By 1925, those rates had been drastically reduced so that the highest marginal tax rate was 25 percent and that was only levied on incomes of $100,000 and above. By the late 1920s only about one American in eight were paying any income tax at all. What was the net result? As Smiley noted:
With the reduction in rates in the twenties, higher-income taxpayers reduced their sheltering of income and the number of returns and share of income taxes paid by higher-income taxpayers rose. For example, the share of total personal income taxes paid by taxpayers with net incomes of $1,000,000 or more rose from 5.75 percent in 1923 to 15.9 percent in 1927. For taxpayers with net incomes of $250,000 to $500,000 their share of total personal income taxes rose from 6.82 percent in 1923 to 12.40 percent in 1927. The share for taxpayers with net incomes of $100,000 to $250,000 rose from 15.7 percent in 1923 to 21.91 percent in 1927. However, taxpayers with net incomes of $25,000 or less paid 36.22 percent of all personal income taxes in 1923 but only 12.83 percent in 1927. Thus, cutting tax rates effectively shifted the tax burden from the lower-income taxpayers toward the higher income taxpayers…. [Emphasis added.]
Thus, this evidence suggests that the dramatic tax cuts associated with moving toward a flatter rate tax structure would not provide windfalls of income for the wealthier taxpayers. It would encourage them to shift wealth from tax-sheltering investments to taxable investments to receive larger after-tax returns. The movement of economic activity out of lower return tax sheltering into higher return taxable assets will create more efficiency and make people in the society better off.
But what about government revenues? Wouldn’t cutting tax rates as proposed by Rep. Ryan reduce tax revenues thereby exacerbating the very problem—increasing deficits—that his plan is supposed to solve? Again, evidence from the 1920s shows just the opposite: Government revenues actually increased as tax rates were reduced. Not only did the government not suffer declines but generated budget surpluses during those years that allowed the government to pay off some 25 percent of its indebtedness incurred during the First World War.
Resistance to, or ignorance of, such history forms the nearly impenetrable resistance to Ryan’s plan.
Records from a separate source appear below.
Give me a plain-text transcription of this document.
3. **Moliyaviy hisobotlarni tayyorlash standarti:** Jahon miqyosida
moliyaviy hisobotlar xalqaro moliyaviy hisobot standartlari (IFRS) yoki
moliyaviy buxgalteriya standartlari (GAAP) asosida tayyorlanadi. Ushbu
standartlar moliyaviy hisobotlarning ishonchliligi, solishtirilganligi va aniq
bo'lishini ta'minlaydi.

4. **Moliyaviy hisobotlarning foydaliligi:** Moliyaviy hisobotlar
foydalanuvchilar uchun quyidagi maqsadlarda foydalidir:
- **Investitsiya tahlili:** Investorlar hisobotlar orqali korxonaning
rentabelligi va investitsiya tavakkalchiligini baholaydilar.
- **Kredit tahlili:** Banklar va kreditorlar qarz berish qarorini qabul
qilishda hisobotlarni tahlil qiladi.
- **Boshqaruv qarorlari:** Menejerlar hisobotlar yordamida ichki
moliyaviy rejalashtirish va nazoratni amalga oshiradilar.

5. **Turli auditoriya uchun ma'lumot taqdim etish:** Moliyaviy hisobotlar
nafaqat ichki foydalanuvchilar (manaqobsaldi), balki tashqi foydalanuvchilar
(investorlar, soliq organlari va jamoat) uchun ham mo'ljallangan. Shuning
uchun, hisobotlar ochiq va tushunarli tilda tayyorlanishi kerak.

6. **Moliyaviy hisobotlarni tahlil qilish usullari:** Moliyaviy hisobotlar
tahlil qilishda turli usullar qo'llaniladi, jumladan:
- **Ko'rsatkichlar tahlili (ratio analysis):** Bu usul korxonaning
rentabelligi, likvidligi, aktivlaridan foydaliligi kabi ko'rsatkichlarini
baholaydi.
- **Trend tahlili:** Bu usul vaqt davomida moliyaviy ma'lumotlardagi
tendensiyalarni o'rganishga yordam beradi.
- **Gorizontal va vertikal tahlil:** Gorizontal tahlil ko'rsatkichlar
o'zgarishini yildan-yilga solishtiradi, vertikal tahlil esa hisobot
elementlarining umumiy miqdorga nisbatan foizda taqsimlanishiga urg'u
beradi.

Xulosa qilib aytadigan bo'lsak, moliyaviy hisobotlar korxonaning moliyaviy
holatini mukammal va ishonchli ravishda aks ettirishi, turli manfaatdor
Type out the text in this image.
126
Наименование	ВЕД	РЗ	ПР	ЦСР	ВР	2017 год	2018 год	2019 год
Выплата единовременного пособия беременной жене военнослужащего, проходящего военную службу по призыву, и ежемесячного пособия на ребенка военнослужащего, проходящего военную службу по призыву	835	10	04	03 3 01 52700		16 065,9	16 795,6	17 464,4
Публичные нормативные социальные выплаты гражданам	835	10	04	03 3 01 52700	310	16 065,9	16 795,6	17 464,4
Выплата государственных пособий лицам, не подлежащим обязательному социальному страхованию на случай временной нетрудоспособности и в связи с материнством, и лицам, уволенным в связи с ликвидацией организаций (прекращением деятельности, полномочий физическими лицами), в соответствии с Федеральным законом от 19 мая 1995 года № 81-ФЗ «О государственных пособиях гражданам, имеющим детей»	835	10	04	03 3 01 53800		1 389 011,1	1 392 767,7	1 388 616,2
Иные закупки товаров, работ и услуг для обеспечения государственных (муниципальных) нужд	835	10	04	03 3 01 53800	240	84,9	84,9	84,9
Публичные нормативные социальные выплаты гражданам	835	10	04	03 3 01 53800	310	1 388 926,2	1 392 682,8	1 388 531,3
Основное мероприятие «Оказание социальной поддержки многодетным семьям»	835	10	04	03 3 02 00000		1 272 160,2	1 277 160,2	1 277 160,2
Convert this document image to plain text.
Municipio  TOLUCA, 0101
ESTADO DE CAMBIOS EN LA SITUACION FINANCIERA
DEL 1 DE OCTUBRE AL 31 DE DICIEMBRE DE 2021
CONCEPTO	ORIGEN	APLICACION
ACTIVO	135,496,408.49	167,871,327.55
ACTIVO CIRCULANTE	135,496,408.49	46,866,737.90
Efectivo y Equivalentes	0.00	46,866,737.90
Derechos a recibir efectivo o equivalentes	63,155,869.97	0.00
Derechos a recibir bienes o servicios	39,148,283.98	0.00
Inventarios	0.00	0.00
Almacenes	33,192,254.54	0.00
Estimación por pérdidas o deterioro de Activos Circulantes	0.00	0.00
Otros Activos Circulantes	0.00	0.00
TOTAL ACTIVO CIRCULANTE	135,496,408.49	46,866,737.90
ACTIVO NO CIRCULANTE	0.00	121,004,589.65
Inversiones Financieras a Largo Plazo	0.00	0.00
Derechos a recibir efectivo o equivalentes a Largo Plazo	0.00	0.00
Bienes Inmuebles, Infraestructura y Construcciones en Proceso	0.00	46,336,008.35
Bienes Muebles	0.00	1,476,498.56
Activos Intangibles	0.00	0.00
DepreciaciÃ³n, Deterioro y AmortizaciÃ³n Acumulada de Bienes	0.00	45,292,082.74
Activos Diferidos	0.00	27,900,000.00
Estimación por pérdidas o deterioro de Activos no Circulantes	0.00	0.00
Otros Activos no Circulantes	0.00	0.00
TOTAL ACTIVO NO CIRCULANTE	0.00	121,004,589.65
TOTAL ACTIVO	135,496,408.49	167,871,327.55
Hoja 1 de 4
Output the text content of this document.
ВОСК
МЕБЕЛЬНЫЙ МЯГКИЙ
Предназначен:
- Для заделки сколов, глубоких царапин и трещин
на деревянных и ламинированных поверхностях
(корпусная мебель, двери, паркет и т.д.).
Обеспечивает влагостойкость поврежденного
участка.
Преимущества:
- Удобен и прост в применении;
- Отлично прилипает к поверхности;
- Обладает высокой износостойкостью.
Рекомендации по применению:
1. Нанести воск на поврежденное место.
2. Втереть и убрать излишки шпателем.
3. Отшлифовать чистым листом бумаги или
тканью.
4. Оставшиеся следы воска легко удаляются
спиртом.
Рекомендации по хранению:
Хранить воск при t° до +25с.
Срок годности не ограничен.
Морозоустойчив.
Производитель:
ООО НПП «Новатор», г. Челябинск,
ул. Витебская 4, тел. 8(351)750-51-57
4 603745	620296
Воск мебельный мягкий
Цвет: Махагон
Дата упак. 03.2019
As Smiley said, “The tenacity with which supporters of progressive tax rates cling to this idea is indicative of their redistributionist philosophy. It also indicates their refusal to face reality. The tax cuts of the twenties…resulted in an effective shift of the tax burden from lower- to higher-income taxpayers [and] it does not have to worsen the government’s deficit.”
The bad news is that Ryan’s proposal is DOA. The good news is that it’s headed in the right direction.